You’ll see
college students there, and people who look homeless, and others who look like
they’ve done a lot of acid and are going to do a lot more in the future, and
even the occasional trifecta of these things. My point is, Hard Times draws a mixed crowd, and vegetarianism isn’t exactly their selling point
as a business. Awesome is their selling point. Awesome, and fantastic food, and not really caring
about what you or Minneapolis or anyone else thinks. Being Hard Times.
So what does all this have to do with Cinco de Mayo? Hardly anything really. It's tangentially related by the existence of a delicious Hard
Times creation called the Haystack.. It’s basically
their own devil-may-care version of nachos, and to date their only fare
I’ve satisfactorily replicated at home.
I’m
sharing my conception of it today because it’s basically Cinco de Mayo in your
mouth. I actually would never have ordered it, opting instead for the menu items
that I can’t or won’t make at home, but Jack got it on one of our marathon card
game sessions and I tried it and the rest is history.

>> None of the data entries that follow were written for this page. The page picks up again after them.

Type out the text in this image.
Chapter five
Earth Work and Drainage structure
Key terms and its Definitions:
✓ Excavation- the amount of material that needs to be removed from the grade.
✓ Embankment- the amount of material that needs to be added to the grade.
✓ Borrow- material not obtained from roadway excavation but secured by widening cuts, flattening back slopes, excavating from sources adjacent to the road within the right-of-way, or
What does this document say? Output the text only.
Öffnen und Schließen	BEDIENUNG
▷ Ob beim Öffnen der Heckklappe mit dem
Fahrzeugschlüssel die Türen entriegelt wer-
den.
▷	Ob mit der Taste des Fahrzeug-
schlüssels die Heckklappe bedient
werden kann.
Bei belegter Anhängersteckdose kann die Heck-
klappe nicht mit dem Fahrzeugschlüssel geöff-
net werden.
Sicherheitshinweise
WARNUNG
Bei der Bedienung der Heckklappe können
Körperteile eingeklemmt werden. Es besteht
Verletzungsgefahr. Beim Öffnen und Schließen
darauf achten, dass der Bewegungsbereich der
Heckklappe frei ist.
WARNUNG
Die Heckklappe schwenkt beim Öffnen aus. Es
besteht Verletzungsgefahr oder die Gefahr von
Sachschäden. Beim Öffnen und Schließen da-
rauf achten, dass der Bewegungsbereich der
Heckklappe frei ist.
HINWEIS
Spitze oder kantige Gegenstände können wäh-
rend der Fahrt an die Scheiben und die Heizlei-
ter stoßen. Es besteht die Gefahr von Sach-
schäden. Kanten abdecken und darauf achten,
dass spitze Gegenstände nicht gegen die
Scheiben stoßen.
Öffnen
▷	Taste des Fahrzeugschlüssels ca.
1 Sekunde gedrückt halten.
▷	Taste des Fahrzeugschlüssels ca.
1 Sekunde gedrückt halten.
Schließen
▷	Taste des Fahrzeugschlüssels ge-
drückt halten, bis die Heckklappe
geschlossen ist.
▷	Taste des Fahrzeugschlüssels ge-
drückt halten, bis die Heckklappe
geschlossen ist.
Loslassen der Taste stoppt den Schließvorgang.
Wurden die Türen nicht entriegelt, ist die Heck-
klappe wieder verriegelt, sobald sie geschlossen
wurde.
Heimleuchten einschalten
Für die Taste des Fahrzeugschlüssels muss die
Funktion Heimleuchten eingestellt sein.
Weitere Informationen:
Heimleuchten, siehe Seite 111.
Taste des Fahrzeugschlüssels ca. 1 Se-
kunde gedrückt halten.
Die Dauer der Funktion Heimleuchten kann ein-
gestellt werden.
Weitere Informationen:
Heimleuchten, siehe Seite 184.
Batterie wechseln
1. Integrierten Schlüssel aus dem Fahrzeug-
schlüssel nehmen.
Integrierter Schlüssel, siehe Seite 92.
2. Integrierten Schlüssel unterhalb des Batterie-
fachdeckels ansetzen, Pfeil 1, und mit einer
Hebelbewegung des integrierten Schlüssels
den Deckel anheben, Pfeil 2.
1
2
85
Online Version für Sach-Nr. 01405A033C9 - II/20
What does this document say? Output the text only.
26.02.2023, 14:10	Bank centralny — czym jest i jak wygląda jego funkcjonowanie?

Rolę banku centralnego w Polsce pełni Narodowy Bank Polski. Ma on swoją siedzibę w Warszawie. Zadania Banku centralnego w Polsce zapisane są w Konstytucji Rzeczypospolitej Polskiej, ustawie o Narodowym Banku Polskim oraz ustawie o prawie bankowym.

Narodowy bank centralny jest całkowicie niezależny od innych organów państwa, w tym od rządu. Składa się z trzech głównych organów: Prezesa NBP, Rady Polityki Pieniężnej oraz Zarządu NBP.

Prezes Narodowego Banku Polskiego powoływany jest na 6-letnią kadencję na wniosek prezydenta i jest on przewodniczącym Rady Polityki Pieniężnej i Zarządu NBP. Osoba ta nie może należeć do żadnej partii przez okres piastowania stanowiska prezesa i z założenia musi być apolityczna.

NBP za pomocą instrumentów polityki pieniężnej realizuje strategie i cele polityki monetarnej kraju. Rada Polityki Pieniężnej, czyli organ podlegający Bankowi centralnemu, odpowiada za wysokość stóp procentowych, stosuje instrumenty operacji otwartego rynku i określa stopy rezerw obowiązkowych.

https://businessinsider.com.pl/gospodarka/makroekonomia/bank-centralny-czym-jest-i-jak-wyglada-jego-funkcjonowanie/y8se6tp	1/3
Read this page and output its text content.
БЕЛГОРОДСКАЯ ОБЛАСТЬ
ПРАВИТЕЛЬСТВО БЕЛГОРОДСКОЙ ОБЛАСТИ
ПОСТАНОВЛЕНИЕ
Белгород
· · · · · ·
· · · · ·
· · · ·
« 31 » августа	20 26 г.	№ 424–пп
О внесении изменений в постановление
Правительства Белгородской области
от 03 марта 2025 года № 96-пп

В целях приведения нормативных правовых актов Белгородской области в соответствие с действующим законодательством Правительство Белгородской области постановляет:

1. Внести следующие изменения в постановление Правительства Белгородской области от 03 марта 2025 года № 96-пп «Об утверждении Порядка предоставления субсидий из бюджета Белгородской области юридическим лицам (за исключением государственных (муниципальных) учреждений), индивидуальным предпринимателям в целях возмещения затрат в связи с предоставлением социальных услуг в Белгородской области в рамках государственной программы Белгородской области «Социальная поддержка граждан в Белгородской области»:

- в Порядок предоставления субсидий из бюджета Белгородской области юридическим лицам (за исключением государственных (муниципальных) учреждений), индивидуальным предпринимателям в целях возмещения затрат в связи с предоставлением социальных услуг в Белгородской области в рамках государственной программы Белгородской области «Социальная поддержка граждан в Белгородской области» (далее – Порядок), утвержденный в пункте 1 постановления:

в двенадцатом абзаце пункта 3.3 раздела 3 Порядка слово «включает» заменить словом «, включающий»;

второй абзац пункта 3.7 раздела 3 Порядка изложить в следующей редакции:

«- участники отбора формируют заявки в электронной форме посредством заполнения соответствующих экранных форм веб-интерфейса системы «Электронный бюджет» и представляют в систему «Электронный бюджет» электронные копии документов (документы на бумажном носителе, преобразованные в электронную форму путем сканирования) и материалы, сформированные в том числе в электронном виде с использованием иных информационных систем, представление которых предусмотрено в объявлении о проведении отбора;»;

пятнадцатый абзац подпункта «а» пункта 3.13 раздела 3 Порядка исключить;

The original dish does not use lentils. I used them in desperation one day, instead of black beans, and it’s definitely an improvement. (A certain dyed-in-the-wool carnivore I live with gives them his stamp of approval as well). Don’t use black beans. I don’t care about authentic. In case you haven’t noticed, to most Americans, Cinco de Mayo isn’t about being authentic. It’s about eating vaguely Latin foods and getting sloshed on cheap margaritas all while under the delusion that May 5th is the boozier Mexican interpretation of the Independence Day without the fireworks and color-coordinated food. My point is, you could do worse than making this and calling it a day. So if you haven’t done anything special to celebrate this Cinco de Mayo yet I encourage you to do just that. Or better yet, if you’re in the vicinity of Minneapolis, head to Hard Times, write something marginally political on the bathroom wall, and eat a giant haystack for me.
Haystacks:
Corn chips
Black olives to taste, sliced or whole
Seasoned lentils (see below)
2 cups shredded lettuce or spinach
1 tomato, diced
1 avocado, diced
1 cup of salsa
3/4 cup of corn
1/4 cup diced onion (red is best but I used regular
for this edition)
Lime + fresh cilantro
Optional: nutritional yeast, shredded cheese, sour
cream
For the spiced lentils:
1 ½ cups cooked lentils
2 tbsp chipotle, dried
1 tsp garlic powder
¼ tsp red pepper
1 ½ tsp cumin
1 tsp smoked paprika (optional)
Juice of 1 lime (optional)
Combine spices and lentils, stir
well and chill.
To assemble haystacks:
Cover two plates with a layer
of corn ships. Sprinkle lettuce on top of chips, followed by lentils, tomato, and remaining
ingredients, finishing with the nutritional yeast or dairy products and
cilantro. Squeeze lime over stacks and eat immediately, preferably with a margarita, beer, or some other equally cold and delicious beverage.